Eradicating Poverty Through Profits

I have recently finished reading C. K. Prahalad’s book “The Fortune at the Bottom of the Pyramid: Eradicating Poverty Through Profits.”

The introduction to the book explains that:

“The world’s most exciting, fastest-growing new market is where you least expect it: at the bottom of the pyramid. Collectively, the world’s billions of poor people have immense untapped buying power. They represent an enormous opportunity for companies who learn how to serve them. Not only can it be done, it is being done–very profitably. What’s more, companies aren’t just making money: by serving these markets, they’re helping millions of the world’s poorest people escape poverty.”

The book is full of examples of companies that are innovating effectively in this untapped market – one sells branded soap powder in small sachets that people can afford, another has introduced IT to the villages to improve the soya bean market, another provides a mixture of savings and credit facilities that enables women to build building materials to build extra rooms onto their houses. Others tackle issues of health, banking, food, communication and energy to name a few.
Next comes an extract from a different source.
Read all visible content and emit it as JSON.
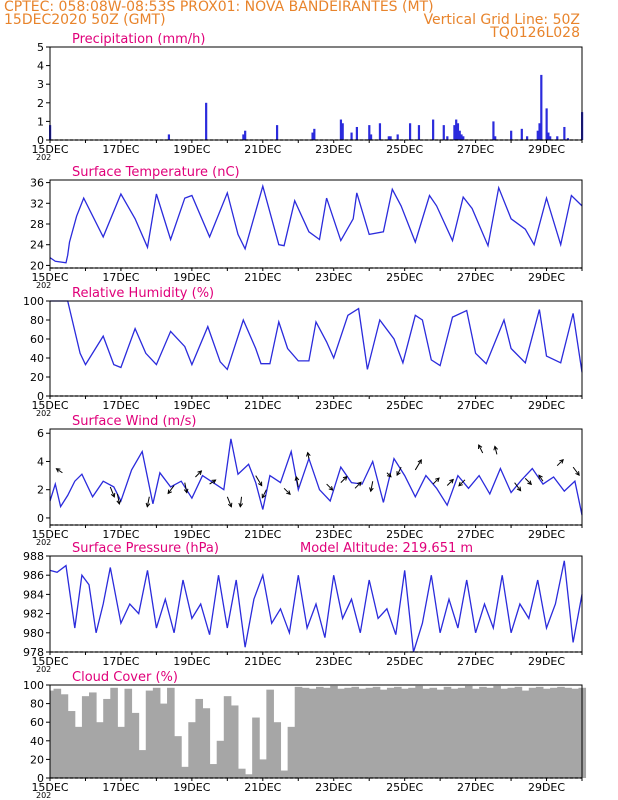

The book itself if quite hard-going at times, but purely because it so thorough and well-researched. For any social entrepreneur this book is a source of inspiration. This quote from the introduction echoes much of what we talk about in social entrepreneurship:

“If we stop thinking of the poor as victims or as a burden and start recognizing them as resilient and creative entrepreneurs and value-conscious consumers, a whole new world of opportunity will open up.”

The Bottom of the Pyramid only really focuses on the opportunities for mainstream businesses to create a profitable enterprise from tapping into this market. There was much about how to create a product that would sell, less about how the poor could develop new enterprises themselves.

As a social entrepreneur I would like to take this one step further and highlight all of the opportunities for social entrepreneurs to be even more effective than mainstream businesses could be in eradicating poverty through profits.

Of course we have had David Borstein’s “How to Change the World: Social Entrepreneurs and the Power of New Ideas” which was a real inspiration.

Also released soon is John Elkington and Pamela Hartigan’s “The Power of Unreasonable People: How Social Entrepreneurs Create Markets that Change the World” which I am really looking forward to. I’ve been promised a copy so as soon as I have read it I’ll post a review.